Tattooed Woman
A woman's old tattoo ink was misdiagnosed by medical professionals as lymphoma, pictured March 14, 2015 is a tattoo artist working during the Female Artists Tattoo Convention in Rome. Getty Images

A woman discovered old tattoo ink was misdiagnosed by a team of Australian doctors as cancer Monday, according to reports. The medical professionals initially determined that the patient suffered from lymphoma but acknowledged their mistake following a microscopic examination of the woman's enlargened lymph node.

The medical team cited the case in a report published Monday in the journal "Annals of Internal Medicine." The report described the 30-year-old woman's tattoo pigment–induced lymphadenopathy, which is said to have "mimicked the clinical and radiologic features of lymphoma." The lymph node the lymph node had tattoo ink on it from 15 years prior.

The patient performed a self-examination after discovering small lumps forming under her arm over a two-week period. She didn't possess any of the symptoms associated with lymphoma sufferers, including weight loss and night sweats. Her medical history included frequent cluster headaches, an absence of tobacco use, a breast augmentation procedure and the use of an oral contraceptive pill.

The women had a large black-ink tattoo on her back for 15 years, and an additional black-ink tattoo on her left shoulder for two and a half years. Her doctors have been unable to determine the reason for her condition.

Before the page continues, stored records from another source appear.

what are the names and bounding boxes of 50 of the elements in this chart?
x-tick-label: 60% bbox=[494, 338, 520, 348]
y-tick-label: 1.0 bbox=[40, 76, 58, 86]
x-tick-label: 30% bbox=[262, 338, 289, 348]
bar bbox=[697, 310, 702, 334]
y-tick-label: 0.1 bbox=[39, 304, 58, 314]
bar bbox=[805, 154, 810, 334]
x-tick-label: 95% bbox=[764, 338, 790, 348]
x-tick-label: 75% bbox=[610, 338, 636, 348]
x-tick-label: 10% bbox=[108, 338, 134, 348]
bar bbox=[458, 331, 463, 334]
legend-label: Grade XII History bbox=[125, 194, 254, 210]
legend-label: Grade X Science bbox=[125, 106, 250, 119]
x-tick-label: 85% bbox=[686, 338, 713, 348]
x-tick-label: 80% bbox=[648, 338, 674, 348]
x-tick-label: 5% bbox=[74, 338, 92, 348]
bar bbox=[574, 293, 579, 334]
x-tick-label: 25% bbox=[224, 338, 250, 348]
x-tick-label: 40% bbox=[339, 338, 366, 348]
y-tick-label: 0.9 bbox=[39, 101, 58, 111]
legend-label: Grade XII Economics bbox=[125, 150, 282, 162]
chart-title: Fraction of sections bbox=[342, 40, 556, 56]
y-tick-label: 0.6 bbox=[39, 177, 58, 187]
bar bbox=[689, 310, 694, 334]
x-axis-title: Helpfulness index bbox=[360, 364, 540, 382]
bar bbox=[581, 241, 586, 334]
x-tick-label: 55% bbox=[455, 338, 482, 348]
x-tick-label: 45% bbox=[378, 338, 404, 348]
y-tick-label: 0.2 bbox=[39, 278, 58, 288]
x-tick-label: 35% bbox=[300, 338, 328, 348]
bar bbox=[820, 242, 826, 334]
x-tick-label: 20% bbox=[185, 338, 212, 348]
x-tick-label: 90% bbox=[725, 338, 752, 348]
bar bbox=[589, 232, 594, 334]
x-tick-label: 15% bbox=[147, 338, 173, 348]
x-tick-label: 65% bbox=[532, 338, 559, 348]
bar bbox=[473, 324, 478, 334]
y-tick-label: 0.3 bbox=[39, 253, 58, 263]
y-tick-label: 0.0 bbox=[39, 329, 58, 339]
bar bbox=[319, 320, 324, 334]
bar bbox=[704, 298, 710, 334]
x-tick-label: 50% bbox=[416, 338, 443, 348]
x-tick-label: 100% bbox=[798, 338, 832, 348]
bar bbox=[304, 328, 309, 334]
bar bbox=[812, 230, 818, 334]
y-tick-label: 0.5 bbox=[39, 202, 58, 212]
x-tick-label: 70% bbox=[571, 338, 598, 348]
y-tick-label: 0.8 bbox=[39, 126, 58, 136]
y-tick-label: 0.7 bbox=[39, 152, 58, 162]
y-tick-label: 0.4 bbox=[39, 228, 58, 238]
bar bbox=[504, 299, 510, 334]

"Ninety-nine times out of 100, (this) will be lymphoma," Dr. Christian Bryant, a hematologist at the Royal Prince Alfred Hospital in Sydney and the woman's doctor, told CNN Tuesday. "I think there's absolutely no way to know how common it is. Most people who have tattoos have absolutely no problems."

Tattoos are more popular than ever, but it's not a new practice. Tattoo safety and health regulations predominantly target the short-term repercussions. The long-term effects, however, are more difficult to know for certain.

"There is no proof that these ink ingredients are safe, being injected into the body," Dr. Andreas Luch, who works with the German Federal Institute for Risk Assessment in Berlin, told Reuters in 2015. "We need to assume that all of these ink ingredients, including preservatives, processing aids or whatever, will become systemically available in the body over time. Regulation based on cosmetics is insufficient."

A study published September in "Scientific Reports" suggested that tattoo fanatics should proceed with caution when obtaining ink. The study examined the long-term effects of tattoo ink, which is made up of both organic and inorganic pigments.

"We report strong evidence for both migration and long-term deposition of toxic elements and tattoo pigments as well as for conformational alterations of biomolecules that likely contribute to cutaneous inflammation and other adversities upon tattooing," the study's researchers concluded.

"Although research is ongoing at FDA and elsewhere, there are still a lot of questions about the long-term effects of the pigments, other ingredients, and possible contaminants in tattoo inks," the Food & Drug Administration (FDA) wrote on its website. "FDA has received reports of bad reactions to tattoo inks right after tattooing and even years later."

The FDA added, "You also might become allergic to other products, such as hair dyes, if your tattoo contains p-phenylenediamene (PPD)."